CVE-2024-5192 identifies a stored Cross-Site Scripting (XSS) vulnerability in the Funnel Builder for WordPress by FunnelKit plugin, which customizes WooCommerce checkout pages and creates sales funnels. The vulnerability exists due to improper neutralization of input during web page generation, specifically via the 'mimes' parameter. This parameter is insufficiently sanitized and escaped before being rendered, allowing authenticated users with Author-level access or higher to inject arbitrary JavaScript code into pages. Because the malicious script is stored, it executes every time the infected page is viewed by any user, potentially compromising session tokens, redirecting users to malicious sites, or performing unauthorized actions on behalf of users. The vulnerability affects all versions up to and including 3.3.1. The CVSS 3.1 base score is 6.4, reflecting medium severity, with an attack vector of network, low attack complexity, privileges required at the Author level, no user interaction needed, and a scope change. The vulnerability impacts confidentiality and integrity but not availability. No public exploits have been reported yet, but the risk is significant given the plugin’s role in e-commerce workflows. The flaw is categorized under CWE-79 (Improper Neutralization of Input During Web Page Generation). The vulnerability was published on June 29, 2024, and assigned by Wordfence. No official patches were linked at the time of reporting, indicating the need for immediate attention by site administrators.
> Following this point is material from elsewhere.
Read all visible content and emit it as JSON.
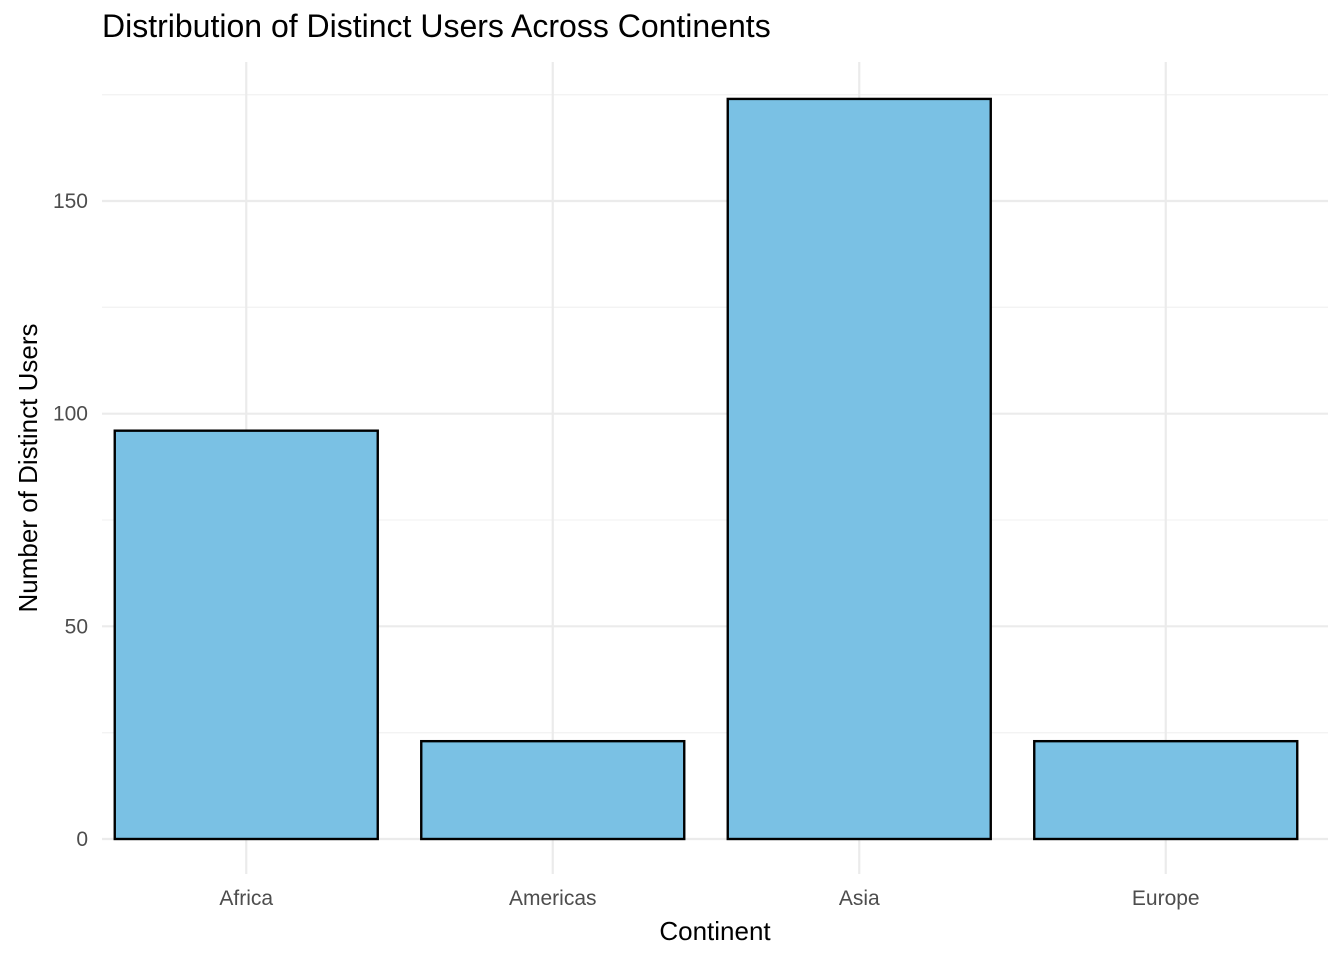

The impact of CVE-2024-5192 is primarily on the confidentiality and integrity of affected WordPress sites using the Funnel Builder plugin. Successful exploitation allows attackers with Author-level privileges to inject persistent malicious scripts, which can lead to session hijacking, theft of sensitive user data, unauthorized actions on behalf of users, and potential privilege escalation. For e-commerce sites, this can result in fraudulent transactions, customer data compromise, and reputational damage. Since the injected scripts execute in the context of any user visiting the infected page, including administrators and customers, the scope of impact can be broad. The vulnerability does not affect availability directly but can indirectly cause service disruptions due to incident response or loss of customer trust. Organizations relying on WooCommerce and FunnelKit for checkout customization and sales funnels are at particular risk, especially if they allow multiple authors or contributors with elevated privileges. The lack of known exploits in the wild reduces immediate risk but does not eliminate the threat, as attackers could develop exploits rapidly once details are public. Overall, the vulnerability poses a moderate risk to organizations worldwide, especially those with active WordPress e-commerce deployments.
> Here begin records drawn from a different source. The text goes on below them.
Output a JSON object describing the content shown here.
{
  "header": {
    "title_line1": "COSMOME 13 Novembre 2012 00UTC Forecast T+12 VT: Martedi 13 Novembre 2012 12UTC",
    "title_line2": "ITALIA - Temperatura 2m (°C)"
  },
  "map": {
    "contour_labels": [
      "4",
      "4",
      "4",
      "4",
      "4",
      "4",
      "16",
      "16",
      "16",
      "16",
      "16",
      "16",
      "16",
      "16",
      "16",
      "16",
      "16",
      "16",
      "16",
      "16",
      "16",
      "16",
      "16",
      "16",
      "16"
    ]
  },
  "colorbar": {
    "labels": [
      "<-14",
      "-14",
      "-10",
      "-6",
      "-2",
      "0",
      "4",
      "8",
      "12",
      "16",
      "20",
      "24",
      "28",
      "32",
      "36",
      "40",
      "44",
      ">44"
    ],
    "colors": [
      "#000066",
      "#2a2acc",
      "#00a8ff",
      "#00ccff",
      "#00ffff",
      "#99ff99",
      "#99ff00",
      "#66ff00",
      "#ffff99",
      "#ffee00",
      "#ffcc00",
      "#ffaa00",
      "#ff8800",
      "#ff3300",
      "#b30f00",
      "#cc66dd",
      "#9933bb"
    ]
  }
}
1. Immediately restrict Author-level and higher privileges to trusted users only, minimizing the risk of malicious script injection. 2. Monitor and audit user inputs, especially those related to the 'mimes' parameter or any custom fields exposed by the Funnel Builder plugin. 3. Implement Web Application Firewall (WAF) rules to detect and block suspicious script injection attempts targeting this parameter. 4. Until an official patch is released, consider disabling or limiting the use of the Funnel Builder plugin features that accept user input or custom parameters. 5. Employ Content Security Policy (CSP) headers to restrict the execution of unauthorized scripts on affected pages. 6. Regularly scan the website for injected scripts or anomalies in page content, focusing on pages generated by the Funnel Builder plugin. 7. Educate site administrators and content creators about the risks of XSS and the importance of input validation. 8. Once available, promptly apply official patches or updates from the vendor addressing this vulnerability. 9. Review and harden user role assignments and permissions to follow the principle of least privilege. 10. Backup site data regularly to enable recovery in case of compromise.